Provavelmente para muitos isso não constitua nenhum problema. Para quê, podemos perguntar, se o objetivo é memorizar, absorver ou engolir (sem mastigar e sem digerir) a maior quantidade de informação possível? Pois bem, as condições alienantes a que conduz este sistema já foram denunciadas desde muito tempo atrás. Nos encontramos aqui com uma mostra inequívoca do modelo de “educação bancária” a que tão atinadamente criticava Paulo Freire. Mas não somente isso: essa prática de ensino tem algo não só profundamente anti-pedagógico, senão também imoral, vicioso e alienante. Não se reconhece aqui – e o que é pior, se potencia e incentiva - a enorme distância que há entre estudar para saber e estudar para aprovar.

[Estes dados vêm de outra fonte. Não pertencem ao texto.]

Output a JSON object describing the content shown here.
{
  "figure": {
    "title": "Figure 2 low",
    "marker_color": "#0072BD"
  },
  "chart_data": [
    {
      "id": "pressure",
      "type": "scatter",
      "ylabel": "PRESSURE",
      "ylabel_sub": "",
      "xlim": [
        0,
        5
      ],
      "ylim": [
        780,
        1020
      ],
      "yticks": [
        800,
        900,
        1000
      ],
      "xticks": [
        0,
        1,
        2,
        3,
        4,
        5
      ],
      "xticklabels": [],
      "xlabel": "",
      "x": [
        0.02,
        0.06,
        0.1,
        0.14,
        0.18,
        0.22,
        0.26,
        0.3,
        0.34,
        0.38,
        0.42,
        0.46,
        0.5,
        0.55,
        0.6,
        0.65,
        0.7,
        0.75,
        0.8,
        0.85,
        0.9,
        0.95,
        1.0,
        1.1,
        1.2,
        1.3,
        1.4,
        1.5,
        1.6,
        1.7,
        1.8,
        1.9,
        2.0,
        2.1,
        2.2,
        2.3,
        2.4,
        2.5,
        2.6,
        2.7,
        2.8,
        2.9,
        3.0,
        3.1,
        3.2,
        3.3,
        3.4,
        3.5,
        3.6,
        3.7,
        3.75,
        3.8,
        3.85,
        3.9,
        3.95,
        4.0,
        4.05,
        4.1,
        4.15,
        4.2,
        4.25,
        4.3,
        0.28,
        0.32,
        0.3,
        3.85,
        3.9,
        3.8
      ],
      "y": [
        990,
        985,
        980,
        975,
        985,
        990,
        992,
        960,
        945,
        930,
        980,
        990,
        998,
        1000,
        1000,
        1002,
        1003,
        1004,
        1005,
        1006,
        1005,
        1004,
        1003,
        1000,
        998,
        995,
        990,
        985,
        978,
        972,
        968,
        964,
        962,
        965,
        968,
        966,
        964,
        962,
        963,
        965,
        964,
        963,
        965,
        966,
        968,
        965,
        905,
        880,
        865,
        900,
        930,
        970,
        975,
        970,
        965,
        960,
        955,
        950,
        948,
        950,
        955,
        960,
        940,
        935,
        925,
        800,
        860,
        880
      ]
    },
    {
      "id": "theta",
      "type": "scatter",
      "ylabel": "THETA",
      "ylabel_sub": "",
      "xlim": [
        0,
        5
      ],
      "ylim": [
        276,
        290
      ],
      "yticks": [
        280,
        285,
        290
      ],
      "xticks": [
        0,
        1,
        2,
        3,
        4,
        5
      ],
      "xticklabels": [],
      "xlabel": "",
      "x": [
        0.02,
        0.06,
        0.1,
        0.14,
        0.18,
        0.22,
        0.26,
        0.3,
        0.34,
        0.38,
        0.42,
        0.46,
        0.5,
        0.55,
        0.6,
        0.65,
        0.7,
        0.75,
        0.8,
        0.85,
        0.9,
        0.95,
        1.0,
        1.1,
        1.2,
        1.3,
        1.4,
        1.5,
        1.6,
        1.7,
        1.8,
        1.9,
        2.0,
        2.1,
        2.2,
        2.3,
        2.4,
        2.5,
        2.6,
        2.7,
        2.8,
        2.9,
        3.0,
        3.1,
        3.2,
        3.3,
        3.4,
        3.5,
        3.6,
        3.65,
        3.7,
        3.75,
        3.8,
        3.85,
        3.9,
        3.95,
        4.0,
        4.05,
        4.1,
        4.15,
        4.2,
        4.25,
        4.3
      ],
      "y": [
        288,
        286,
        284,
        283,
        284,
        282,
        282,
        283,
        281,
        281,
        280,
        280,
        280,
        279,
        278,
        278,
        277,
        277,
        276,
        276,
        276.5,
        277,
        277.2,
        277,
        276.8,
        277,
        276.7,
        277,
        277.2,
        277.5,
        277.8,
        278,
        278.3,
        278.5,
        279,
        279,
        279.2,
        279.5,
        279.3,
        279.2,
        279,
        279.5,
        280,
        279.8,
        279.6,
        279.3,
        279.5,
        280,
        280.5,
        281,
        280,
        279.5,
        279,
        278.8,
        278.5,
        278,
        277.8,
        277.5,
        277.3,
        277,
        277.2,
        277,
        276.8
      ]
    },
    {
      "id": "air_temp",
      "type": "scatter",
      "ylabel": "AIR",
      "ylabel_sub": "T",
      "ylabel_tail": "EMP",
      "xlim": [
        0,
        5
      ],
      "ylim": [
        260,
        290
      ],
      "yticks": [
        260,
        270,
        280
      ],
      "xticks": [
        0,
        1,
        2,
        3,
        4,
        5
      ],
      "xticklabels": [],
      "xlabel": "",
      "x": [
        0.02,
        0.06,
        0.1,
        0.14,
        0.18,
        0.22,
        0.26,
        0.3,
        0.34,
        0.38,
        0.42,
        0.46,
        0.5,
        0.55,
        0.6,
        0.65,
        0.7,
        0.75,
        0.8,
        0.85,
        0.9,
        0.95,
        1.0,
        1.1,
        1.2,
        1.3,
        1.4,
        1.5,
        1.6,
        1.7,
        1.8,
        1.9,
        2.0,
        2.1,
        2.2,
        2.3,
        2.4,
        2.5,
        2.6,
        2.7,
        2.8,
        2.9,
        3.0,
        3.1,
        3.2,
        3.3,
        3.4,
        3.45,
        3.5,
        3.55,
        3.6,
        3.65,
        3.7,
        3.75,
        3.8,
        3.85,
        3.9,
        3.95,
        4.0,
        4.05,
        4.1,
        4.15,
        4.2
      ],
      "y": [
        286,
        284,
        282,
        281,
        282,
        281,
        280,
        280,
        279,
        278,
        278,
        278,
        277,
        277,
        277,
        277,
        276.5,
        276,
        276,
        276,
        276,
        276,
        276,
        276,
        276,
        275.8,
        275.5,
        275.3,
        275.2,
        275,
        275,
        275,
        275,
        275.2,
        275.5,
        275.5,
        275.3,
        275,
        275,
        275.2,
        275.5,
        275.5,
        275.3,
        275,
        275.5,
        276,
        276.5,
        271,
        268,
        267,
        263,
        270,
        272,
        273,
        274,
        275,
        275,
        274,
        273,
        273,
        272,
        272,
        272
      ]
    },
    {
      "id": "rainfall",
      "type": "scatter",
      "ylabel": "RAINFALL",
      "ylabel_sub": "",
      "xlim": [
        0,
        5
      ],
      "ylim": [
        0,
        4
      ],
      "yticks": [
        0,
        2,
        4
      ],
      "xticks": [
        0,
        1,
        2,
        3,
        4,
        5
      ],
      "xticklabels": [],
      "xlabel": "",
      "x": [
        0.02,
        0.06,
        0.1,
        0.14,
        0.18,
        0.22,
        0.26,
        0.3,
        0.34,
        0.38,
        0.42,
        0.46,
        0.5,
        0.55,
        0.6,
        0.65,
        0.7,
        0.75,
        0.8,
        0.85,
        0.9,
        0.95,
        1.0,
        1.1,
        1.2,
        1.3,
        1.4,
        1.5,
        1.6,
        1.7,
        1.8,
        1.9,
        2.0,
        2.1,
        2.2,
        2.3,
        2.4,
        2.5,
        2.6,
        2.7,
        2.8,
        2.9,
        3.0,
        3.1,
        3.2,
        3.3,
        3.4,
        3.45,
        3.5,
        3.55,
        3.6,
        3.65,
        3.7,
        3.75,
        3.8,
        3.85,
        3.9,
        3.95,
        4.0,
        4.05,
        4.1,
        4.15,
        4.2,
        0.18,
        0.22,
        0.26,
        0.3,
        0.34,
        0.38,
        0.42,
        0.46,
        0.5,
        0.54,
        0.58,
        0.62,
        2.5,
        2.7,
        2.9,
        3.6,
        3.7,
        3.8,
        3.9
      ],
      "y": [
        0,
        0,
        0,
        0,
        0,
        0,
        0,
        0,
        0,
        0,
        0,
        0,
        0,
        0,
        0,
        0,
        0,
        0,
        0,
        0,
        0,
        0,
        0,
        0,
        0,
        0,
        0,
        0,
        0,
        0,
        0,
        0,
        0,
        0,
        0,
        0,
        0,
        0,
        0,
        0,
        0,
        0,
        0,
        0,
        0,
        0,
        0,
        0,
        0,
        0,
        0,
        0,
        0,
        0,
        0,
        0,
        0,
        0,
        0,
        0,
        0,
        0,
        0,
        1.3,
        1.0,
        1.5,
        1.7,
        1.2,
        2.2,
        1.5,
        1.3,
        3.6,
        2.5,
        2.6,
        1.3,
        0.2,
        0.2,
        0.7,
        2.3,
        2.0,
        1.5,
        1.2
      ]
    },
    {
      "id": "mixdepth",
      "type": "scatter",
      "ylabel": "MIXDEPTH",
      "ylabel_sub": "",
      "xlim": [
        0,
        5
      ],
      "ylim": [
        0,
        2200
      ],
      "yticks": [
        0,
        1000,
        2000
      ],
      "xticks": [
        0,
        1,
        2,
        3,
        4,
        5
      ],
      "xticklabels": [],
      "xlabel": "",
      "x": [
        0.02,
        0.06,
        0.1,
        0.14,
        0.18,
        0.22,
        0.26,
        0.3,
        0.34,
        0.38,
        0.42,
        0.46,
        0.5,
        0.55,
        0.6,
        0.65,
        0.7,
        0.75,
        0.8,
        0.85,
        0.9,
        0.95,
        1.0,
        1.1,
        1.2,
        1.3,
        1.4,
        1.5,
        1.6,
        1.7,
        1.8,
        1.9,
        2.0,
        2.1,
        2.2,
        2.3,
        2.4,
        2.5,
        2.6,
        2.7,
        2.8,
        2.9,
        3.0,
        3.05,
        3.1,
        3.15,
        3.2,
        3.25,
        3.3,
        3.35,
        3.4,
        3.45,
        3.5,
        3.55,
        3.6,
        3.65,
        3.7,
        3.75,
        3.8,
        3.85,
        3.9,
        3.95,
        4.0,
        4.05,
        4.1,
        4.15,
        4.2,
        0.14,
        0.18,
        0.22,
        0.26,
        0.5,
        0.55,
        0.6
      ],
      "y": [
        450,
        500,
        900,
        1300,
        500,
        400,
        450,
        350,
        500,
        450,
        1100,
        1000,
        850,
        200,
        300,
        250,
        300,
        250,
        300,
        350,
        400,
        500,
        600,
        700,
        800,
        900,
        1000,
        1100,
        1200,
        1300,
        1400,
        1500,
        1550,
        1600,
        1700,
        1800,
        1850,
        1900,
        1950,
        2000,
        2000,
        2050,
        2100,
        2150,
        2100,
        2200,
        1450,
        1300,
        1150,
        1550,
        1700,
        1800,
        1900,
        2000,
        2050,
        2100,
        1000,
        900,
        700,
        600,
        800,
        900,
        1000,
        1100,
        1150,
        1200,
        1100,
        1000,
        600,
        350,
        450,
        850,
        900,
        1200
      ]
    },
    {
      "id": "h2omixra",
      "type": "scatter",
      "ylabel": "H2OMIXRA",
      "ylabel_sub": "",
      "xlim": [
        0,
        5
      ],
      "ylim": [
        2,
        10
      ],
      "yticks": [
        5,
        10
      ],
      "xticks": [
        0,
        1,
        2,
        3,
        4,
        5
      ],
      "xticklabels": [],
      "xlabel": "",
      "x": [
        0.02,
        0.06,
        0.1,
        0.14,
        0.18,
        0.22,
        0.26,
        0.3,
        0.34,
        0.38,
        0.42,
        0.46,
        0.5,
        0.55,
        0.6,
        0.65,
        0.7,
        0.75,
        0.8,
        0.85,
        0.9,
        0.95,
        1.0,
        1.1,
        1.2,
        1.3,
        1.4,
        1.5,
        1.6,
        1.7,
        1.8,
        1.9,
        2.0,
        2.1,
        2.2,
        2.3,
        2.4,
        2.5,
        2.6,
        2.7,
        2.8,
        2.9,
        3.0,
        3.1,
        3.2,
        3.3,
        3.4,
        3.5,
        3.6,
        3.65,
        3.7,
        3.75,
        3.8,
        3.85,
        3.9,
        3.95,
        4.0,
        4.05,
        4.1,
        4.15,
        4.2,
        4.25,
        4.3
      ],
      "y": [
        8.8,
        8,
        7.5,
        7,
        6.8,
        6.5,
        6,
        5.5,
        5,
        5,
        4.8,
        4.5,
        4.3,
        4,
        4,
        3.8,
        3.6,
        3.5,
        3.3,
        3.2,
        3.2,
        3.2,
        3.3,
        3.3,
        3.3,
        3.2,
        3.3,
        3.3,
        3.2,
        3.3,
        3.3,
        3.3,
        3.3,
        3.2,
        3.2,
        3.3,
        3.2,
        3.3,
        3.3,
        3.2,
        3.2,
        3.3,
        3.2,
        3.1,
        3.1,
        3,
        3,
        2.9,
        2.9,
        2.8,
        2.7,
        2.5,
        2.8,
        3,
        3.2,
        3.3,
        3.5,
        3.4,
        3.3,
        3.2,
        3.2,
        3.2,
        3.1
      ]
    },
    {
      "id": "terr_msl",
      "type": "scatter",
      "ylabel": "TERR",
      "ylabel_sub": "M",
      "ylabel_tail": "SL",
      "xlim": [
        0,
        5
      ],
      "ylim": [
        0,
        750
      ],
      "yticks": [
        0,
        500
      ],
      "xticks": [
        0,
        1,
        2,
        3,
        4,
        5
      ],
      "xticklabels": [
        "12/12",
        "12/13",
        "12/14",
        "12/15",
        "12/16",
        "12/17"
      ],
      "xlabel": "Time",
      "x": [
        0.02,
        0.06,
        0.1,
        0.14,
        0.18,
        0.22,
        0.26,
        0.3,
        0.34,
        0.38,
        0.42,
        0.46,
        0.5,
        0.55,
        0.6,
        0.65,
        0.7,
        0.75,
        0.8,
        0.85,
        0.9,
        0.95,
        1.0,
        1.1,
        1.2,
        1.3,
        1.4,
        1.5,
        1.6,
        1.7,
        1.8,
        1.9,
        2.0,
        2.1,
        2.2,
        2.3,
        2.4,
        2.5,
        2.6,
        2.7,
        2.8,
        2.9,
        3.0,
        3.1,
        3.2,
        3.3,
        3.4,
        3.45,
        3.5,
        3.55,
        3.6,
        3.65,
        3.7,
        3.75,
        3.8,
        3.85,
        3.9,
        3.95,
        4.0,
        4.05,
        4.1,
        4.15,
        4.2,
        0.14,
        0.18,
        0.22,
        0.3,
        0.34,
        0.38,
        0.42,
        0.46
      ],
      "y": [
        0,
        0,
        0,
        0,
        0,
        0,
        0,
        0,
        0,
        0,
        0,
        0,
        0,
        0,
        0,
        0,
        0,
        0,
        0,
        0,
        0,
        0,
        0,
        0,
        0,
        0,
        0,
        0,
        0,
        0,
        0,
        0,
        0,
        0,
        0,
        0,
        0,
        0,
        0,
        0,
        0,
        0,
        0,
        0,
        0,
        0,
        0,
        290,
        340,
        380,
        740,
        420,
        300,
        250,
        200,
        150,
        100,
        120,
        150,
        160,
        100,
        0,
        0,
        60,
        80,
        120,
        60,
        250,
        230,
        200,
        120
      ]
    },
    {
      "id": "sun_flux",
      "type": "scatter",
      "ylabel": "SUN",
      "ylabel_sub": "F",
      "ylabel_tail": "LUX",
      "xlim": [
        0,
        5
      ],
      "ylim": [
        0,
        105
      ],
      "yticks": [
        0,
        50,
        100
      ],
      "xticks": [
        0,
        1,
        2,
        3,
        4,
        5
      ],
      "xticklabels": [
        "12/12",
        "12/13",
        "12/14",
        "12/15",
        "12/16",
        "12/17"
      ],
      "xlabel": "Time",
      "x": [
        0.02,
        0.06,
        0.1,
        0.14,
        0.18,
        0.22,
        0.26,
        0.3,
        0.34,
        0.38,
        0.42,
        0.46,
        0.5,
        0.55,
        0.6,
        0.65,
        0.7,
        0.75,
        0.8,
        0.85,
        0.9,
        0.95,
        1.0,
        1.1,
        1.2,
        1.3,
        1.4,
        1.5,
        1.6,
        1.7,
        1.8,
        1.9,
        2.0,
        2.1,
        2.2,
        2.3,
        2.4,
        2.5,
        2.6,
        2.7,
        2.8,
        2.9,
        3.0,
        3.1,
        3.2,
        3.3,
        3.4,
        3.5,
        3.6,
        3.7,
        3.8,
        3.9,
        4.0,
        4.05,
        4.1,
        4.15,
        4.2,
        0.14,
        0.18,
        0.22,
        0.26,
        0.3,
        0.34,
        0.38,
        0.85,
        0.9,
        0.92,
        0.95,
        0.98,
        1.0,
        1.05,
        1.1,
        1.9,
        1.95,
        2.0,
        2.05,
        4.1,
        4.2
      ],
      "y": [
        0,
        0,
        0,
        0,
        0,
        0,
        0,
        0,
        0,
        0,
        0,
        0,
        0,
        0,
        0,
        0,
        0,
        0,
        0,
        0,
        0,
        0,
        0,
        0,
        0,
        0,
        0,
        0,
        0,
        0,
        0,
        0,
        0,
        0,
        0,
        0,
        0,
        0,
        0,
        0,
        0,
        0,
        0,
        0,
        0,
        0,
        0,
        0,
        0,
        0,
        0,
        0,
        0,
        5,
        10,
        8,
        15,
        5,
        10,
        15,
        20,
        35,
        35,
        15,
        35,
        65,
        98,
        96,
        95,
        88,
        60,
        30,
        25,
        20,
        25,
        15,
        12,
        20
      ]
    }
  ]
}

O que queremos dizer é que, em nossa opinião, o problema que produz as mais graves consequências é o descaso ou ignorância da extraordinária diferença que existe entre estas duas formas de estudar e que constitui a principal causa das misérias que permitem a subsistência de cursinhos que, despreocupados com o aprendizado significativo, parecem mais interessados pela (e dedicados à) aprovação: todo um conjunto de estratégias desenhadas e dirigidas a encher a memória e deixar o entendimento e o raciocínio vazios.
Ao iludir nossa capacidade para perceber o gigantesco abismo que há entre estudar para saber e estudar para aprovar, acabamos por olvidar que nada do que é realmente importante se aprende em pouco tempo, de forma passiva, rápida, “mastigada” e com impaciência. Desaprendemos que se aprende com esforço, discutindo, questionando, escrevendo e lendo obras de verdadeira qualidade intelectual que, com o tempo e a constância, vão modelando nossas estruturas cerebrais (nossas redes neuronais) sem dar-nos conta nem quando nem como, mas que resultam em novas exigências para o pensamento e em novas maneiras de organizar nossas idéias. Nos acostumamos a viver no mundo dos conteúdos mínimos, dos “livros de ocasião”[1], resumos e anotações, das informações inconexas e fragmentadas, do estudo desvinculado, desinteressado e irreflexivo. E já sabem o que diz o velho refrão: “quando a única ferramenta que tens é um martelo, tudo começa a se parecer com um prego”.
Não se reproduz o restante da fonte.